In Situ Electrochemically‐Bonded Self‐Adapting Polymeric Interface for Durable Aqueous Zinc Ion Batteries

Abstract The implementation of aqueous zinc ion batteries (AZBs) is hindered by the notorious Zn dendrite growth and side reactions on Zn anodes. Herein, a novel strategy is introduced to overcome these hurdles by designing a self‐adapting soft polymeric composite interface (SAP). Unlike conventional methods relying on passive coating process, the approach leverages dynamic in situ electrochemical bonding via Zn─O interactions formed during cycling, ensuring intimate contact between the SAP interface and Zn electrode.

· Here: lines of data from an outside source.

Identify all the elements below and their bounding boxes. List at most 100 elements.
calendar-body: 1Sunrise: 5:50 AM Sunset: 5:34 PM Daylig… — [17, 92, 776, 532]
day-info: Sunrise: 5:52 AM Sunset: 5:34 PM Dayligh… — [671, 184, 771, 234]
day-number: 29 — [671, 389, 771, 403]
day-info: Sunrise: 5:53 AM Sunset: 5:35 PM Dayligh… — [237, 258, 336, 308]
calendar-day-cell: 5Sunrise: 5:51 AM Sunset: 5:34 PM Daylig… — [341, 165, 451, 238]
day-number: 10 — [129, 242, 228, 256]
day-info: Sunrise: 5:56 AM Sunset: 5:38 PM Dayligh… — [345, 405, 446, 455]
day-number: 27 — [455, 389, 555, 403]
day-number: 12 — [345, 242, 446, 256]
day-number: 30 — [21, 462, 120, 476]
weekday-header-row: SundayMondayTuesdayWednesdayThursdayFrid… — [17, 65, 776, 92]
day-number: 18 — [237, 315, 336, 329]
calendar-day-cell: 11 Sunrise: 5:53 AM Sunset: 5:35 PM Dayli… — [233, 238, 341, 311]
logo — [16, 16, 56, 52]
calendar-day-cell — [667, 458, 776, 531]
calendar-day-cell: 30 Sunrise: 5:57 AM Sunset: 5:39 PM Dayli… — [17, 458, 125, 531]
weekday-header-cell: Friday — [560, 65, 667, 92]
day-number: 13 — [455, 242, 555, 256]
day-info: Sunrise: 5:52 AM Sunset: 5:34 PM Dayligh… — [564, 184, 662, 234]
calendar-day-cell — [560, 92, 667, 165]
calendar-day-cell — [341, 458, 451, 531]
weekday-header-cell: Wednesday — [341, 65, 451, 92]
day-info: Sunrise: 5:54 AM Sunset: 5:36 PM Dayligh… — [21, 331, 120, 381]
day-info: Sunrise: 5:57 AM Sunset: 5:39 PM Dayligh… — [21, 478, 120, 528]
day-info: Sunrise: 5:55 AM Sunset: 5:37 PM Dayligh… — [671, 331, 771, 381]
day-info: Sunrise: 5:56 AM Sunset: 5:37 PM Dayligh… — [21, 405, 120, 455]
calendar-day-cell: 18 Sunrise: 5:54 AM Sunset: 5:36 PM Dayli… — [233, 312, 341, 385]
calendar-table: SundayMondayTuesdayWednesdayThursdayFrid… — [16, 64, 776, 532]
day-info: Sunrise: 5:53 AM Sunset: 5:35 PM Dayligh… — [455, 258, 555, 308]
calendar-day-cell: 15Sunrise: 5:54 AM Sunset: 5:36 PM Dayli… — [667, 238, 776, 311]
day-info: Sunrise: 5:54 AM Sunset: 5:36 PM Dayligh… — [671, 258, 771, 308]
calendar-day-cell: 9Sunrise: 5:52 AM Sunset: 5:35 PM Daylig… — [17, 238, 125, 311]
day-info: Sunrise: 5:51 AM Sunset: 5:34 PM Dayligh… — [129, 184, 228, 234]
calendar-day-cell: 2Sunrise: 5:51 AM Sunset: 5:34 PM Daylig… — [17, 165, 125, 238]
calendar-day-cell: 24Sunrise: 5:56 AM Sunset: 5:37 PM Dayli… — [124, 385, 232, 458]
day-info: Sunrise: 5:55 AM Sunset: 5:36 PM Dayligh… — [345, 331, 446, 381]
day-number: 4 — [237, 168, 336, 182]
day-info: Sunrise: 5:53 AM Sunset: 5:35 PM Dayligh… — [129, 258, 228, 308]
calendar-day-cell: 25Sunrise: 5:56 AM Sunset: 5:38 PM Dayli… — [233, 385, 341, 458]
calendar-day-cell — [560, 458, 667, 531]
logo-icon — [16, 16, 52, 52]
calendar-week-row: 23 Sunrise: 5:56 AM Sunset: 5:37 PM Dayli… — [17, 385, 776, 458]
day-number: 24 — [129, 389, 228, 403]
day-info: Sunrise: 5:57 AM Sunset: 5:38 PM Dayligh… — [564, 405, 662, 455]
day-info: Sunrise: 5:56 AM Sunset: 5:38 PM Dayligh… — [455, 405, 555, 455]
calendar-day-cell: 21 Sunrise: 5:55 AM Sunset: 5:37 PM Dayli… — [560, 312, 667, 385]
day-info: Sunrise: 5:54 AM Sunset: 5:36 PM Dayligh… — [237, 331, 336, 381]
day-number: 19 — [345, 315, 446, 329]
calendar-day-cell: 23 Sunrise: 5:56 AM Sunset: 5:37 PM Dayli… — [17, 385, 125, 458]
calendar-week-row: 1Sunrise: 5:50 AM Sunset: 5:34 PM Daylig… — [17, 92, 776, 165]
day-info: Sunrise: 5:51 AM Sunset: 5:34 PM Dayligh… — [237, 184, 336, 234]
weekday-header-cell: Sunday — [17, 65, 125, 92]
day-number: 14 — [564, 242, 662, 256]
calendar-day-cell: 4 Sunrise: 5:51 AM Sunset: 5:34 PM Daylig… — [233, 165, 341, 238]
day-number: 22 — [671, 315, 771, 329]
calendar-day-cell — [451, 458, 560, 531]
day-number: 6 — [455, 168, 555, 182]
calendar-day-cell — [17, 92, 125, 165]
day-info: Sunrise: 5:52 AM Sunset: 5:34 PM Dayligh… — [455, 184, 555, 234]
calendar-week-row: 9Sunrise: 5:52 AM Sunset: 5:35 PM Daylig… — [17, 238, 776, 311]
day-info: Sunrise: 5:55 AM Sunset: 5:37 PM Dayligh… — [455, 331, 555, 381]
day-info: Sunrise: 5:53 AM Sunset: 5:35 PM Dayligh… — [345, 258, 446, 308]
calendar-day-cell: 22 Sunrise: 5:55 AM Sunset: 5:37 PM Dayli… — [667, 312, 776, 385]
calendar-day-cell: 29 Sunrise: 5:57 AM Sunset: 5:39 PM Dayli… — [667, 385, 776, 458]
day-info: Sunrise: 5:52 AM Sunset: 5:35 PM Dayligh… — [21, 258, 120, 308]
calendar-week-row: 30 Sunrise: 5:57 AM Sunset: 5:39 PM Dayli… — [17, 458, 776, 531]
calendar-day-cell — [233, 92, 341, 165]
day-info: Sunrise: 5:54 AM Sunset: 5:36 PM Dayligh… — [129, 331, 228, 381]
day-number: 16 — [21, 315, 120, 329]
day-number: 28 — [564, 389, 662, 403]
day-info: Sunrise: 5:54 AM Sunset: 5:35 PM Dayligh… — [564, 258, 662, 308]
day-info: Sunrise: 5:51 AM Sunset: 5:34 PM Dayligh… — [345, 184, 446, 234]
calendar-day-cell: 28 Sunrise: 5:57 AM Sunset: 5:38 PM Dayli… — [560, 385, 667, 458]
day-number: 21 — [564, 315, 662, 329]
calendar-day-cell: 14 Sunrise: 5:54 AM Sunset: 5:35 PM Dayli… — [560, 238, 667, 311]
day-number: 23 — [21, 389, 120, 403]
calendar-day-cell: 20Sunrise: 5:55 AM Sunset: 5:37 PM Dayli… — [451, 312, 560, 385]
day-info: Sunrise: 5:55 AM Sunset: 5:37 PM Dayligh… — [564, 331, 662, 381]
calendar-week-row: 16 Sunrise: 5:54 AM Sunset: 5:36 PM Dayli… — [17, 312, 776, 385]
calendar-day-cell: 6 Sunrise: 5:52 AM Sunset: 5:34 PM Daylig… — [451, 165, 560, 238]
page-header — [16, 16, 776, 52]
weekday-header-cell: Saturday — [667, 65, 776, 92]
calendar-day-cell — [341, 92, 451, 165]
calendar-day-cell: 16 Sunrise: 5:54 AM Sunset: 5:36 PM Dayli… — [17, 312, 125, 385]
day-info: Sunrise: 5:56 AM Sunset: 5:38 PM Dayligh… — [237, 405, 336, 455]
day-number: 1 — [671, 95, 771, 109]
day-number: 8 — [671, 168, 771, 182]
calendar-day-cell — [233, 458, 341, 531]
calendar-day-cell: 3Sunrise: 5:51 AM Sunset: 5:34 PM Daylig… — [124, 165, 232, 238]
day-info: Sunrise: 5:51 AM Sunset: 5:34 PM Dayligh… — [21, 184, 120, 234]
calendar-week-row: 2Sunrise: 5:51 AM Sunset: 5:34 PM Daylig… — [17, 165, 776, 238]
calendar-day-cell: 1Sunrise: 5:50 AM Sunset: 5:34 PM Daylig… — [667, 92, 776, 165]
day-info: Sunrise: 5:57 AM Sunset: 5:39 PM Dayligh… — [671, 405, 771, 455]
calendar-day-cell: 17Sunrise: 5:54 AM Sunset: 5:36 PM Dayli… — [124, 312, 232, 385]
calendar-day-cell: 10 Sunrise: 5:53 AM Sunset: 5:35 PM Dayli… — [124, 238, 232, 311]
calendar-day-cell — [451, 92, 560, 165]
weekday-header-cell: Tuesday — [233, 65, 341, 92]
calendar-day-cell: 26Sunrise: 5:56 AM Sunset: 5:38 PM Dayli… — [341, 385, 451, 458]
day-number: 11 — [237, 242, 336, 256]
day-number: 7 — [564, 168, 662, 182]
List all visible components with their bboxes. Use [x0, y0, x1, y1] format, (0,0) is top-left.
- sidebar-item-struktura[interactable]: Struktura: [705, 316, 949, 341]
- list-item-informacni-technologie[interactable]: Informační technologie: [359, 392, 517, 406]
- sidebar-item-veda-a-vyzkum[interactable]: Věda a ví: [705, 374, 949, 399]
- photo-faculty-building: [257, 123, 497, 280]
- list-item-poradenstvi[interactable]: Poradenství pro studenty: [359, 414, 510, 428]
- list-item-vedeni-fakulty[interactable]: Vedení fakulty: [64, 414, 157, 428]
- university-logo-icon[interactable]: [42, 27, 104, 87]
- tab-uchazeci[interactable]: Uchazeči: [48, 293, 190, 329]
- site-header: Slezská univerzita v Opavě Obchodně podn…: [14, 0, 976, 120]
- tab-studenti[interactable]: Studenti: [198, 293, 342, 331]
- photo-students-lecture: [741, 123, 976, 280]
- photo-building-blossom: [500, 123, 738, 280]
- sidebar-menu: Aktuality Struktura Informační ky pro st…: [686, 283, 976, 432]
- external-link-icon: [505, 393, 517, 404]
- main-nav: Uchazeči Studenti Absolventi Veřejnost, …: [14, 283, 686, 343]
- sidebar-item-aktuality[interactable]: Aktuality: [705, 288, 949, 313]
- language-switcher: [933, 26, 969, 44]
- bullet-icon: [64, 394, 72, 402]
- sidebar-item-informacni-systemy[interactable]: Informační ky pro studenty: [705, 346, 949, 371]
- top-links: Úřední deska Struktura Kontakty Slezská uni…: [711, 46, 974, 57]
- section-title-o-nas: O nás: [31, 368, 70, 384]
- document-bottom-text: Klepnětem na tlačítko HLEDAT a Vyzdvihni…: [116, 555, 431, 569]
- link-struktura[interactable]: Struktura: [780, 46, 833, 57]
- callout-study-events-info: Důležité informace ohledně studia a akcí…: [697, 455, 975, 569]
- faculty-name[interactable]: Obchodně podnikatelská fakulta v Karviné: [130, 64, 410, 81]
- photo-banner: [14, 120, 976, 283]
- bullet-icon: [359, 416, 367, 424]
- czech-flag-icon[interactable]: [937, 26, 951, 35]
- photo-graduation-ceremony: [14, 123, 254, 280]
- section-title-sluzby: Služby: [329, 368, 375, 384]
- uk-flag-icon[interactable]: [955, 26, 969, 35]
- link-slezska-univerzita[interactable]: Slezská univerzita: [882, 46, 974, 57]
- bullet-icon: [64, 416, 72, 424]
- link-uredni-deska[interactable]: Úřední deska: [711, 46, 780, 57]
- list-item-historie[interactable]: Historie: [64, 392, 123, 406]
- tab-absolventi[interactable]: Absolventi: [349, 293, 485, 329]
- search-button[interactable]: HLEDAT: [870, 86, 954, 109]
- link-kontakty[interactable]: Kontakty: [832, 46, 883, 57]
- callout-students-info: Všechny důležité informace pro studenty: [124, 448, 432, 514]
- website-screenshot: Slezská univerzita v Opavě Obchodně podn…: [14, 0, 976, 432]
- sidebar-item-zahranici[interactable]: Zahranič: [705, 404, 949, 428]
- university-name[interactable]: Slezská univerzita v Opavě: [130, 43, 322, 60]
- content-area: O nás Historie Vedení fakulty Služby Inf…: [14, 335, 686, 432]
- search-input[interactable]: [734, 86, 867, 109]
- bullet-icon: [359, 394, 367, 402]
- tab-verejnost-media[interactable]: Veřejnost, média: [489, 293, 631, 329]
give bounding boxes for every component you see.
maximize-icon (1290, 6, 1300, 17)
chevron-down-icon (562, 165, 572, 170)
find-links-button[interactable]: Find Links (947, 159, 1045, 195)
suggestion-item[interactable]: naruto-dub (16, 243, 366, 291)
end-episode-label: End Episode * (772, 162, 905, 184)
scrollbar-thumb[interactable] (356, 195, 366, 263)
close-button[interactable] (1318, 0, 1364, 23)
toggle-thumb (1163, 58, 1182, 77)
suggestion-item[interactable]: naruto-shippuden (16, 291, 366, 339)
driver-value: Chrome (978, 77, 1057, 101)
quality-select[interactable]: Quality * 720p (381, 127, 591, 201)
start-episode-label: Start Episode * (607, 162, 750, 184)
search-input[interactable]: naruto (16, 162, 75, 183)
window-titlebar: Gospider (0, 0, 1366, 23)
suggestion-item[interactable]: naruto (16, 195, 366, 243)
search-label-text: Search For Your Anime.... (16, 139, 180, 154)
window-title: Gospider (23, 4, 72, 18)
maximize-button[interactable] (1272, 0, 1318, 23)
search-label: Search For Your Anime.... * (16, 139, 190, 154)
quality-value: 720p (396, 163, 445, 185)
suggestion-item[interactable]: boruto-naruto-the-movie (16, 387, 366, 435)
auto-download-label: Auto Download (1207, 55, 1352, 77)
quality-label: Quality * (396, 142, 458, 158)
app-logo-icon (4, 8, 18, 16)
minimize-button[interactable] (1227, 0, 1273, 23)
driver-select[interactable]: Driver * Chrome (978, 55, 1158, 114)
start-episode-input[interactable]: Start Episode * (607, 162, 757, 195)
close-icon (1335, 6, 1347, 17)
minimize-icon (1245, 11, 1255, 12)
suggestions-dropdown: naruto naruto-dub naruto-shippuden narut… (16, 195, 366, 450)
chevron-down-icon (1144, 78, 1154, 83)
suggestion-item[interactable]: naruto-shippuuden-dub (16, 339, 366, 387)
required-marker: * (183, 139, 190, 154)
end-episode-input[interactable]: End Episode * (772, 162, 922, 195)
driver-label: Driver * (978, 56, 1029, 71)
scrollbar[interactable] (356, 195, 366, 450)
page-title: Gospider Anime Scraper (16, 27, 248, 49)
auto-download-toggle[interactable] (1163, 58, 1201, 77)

The SAP interface boasts a robust network of hydrogen bonding and electrostatic interactions, which not only promotes the desolvation of Zn 2+ and the repulsion of SO 4 2− , facilitating uniform and rapid Zn 2+ migration while effectively suppressing parasitic reactions; but also exhibits remarkable self‐adapting and self‐healing capabilities, enabling the interface to accommodate volume changes and repair mechanical failures over prolonged cycling. Consequently, highly reversible Zn electrodes are achieved with SAP, showcasing 3300 h at 1 mA cm −2 /0.5 mAh cm −2 and 350 h at 20 mA cm −2 /10 mAh cm −2 in the symmetric cells. The advantages of the SAP interface are further verified when paired with high mass loading LiMn 2 O 4 cathodes in AZBs. The versatile SAP interface offers insights into advanced interface design for efficient and durable AZBs.